Anping’te “Kilicli Aslanlar” oldukca meshur. Bunun hikayesi de soyle. Eskiden savascilar evlerine geldiklerinde uzerinde aslan figuru olan kalkanlarini duvarlarina, kiliclarini da kalkanlarinin uzerine asarlarmis. Boylece de ortaya agzinda kilic tutan bir aslan goruntusu ortaya cikiyormus. Aslan zaten bu topraklarda koruyucu bir figur (Bu arada Tayvan’da normalde aslan olmamasi da ilginc bir ayrinti). Her tapinakta bir disi bir erkek en az iki aslan figuru oluyor. Insanlar da zamanla bu kilicli-aslan figurunun evlerini koruyacagina inanarak bu figuru evlerinde kullanmaya baslamislar. Sunun gibi:

Bu figulere bu dar sokaklardaki binalarda rastlamak mumkun. Turkiye’ye donmeden buraya son bir kez daha gidip daha fazla fotograf cekmeyi, son bir kez daha buralarda gezinmeyi planliyorum. Buradan da Chihkan Kulesi’ne gittik, ama once Anping civarlarindan uc fotograf daha koyayim:
Chihkan Kulesi
Tayvan’daki varliklarini guclendirmek isteyen Hollandalilar, 1653 yilinda Anping’in birkac kilometre dogusuna Provintia Kalesi’ni insa etmisler. Kale daha sonra Cheng Kung (ya da Koxinga) tarafindan teslim alinmis, 19. yuzyilda da bir deprem sonucu yikilmis. Daha sonra da Chihkan Kulesi adiyla yeniden insa edilmis.

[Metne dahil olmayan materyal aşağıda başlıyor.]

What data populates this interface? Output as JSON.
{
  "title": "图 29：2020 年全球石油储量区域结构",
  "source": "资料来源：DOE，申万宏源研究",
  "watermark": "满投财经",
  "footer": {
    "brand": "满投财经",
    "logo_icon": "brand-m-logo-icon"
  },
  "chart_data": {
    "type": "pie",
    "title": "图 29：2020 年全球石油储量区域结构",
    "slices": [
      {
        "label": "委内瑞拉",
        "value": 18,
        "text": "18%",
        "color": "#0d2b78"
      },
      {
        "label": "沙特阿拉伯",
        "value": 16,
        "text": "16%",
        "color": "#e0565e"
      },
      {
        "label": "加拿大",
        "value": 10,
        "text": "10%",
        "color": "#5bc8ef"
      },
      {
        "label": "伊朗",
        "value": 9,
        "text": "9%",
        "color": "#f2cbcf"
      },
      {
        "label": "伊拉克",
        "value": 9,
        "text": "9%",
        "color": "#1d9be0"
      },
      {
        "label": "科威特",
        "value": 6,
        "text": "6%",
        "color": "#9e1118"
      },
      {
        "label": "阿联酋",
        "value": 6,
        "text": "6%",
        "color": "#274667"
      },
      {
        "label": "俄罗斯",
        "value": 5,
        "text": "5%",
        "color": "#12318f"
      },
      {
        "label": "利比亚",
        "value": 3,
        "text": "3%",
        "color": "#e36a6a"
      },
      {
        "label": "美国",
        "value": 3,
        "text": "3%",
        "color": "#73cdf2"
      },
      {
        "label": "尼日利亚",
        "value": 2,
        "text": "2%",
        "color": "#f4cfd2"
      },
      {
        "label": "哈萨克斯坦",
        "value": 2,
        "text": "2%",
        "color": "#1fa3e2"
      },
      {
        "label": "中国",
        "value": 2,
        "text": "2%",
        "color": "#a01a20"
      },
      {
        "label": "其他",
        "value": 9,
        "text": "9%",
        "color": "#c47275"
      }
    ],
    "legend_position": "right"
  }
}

Birkac blok ve holden olusuyor. Bu hollerden biri de yanlis hatirlamiyorsam edebiyat tanrisina adanmisti. Binanin bahcesinde Cheng Kung’un kaleyi teslim alisini temsil eden bir heykel de var:

Bu asagidaki agirliklar da zamaninda tuccarlarin mallarini tartmak icin kullaniliyormus:

Bu seferlik de bu kadar. Baska bir yazida gorusmek uzere hoscakalin!